Q. 1 :   Qu'elles ont été les paroles exactes de Stéphane lorsqu'il vous a pointé avec son arme à feu?

R. 1 :   Tu n'a pas affaire va t'en aussi où sinon je te tire

Q. 2 :   Stéphane était-il seul lors de ces événements?

R. 2 :   Oui, mais je crois qu'il avait d'autre chasseur avec lui dans le bois

Q. 3 :   Il était quelle heure lors de ces événements?

R. 3 :   10 h 05 environ le 3 novembre 2007

Q. 4 :   Pouvez-vous décrire Stéphane et où il habite?

R. 4 :   Environ 5' 9'' de grandeur. Ses cheveux court brun taille moyenne, il habite au 773 ch. Du Fort

Q. 5 :   Désirez-vous porter plainte par rapport à ces événements?

R. 5 :   Oui »

[8]            À 13 h 30 deux agents se présentent chez le demandeur et procèdent à son arrestation sans prendre sa déposition pour faire état que le défendeur Bolduc l'avait menacé. Il a été incarcéré 2 jours au Centre de détention de Gatineau.

[9]            Le demandeur a comparu le 5 novembre 2007 et il a alors signé un engagement d'être présent en Cour le 31 janvier 2008 sous réserve d'un cautionnement de 2 500 $ et des engagements suivants (P-9) :

«  1.      Ne pas troubler l'ordre public et avoir une bonne conduite.

2.         Notifier le greffe de cette Cour de tout changement d'adresse avant de changer de lieu de résidence; cette notification devra se faire par courrier recommandé dont vous garderez la preuve d'envoi, soit en venant en personne au greffe de la Cour faire consigner sur le présent engagement, par écrit, votre nouveau lieu de résidence.

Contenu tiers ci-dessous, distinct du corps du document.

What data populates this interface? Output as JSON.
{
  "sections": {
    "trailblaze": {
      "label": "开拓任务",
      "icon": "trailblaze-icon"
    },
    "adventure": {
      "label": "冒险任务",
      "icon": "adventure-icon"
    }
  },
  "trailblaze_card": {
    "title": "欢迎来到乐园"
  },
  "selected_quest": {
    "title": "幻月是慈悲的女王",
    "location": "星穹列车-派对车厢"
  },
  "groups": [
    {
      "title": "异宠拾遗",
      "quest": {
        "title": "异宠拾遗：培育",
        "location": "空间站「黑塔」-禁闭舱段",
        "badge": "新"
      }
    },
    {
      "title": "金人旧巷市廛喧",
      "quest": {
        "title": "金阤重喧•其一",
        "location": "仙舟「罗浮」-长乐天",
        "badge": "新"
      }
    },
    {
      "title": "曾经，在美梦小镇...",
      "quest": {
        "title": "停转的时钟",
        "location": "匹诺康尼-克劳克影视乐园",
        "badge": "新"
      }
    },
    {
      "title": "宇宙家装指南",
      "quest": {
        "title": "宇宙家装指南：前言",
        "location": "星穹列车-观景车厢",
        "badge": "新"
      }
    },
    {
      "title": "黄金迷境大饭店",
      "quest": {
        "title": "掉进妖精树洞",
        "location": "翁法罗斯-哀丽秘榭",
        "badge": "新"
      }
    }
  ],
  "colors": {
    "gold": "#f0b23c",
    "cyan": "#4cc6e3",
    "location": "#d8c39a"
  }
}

3.         S'abstenir de consommer i) de l'alcool, incluant la bière dite non alcoolisée, et toute autre substance intoxicante; ii) toute drogue sauf sur ordonnance médicale. 4. Ne pas se trouver sur les lieux d'un établissement où l'on sert de l'alcool sauf les restaurants à l'occasion de repas et alors seulement pour y consommer un repas et ce sans alcool.

4.         Vous devez vous abstenir d'être propriétaire, possesseur ou porteur d'un arme, d'armes offensives ou à usage restreint, d'imitations d'une arme, y compris pistolets de départ et pistolets à plomb, d'armes à feu, d'arbalètes, d'armes prohibées, d'armes à autorisation restreinte, de dispositifs prohibés, de munitions, de munitions prohibées, de substances explosives, d'armes tranchantes ou pointues, et si vous êtes présentement en possession d'un de ces objets, le remettre d'ici le __, p.m. à

5.         a)i) S'abstenir d'être en présence physique de STEVE BOLDUC & FAMILLE (sauf en présence de votre avocat pour fin de préparation du présent procès) a)ii) Ne pas communiquer directement ou indirectement (sauf par avocat) avec STEVE BOLDUC & FAMILLE) b) Ne pas se trouver dans un rayon de mètres du 740 CH. DU FORT ou de toute autre adresse alors connue de vous où résidera STEVE BOLDUC & FAMILLE c) Ne pas se trouver sans un rayon de 100 mètres du, ou de tout autre lieu alors connu de vous où STEVE BOLDUC & FAMILLE exercera son travail ou poursuivra des études.

6.         Être présent à la Cour en personne à chaque fois que le présent dossier est appelé.  »

[10]         Le 14 novembre 2007, le demandeur dépose une plainte contre le défendeur (P-6 b).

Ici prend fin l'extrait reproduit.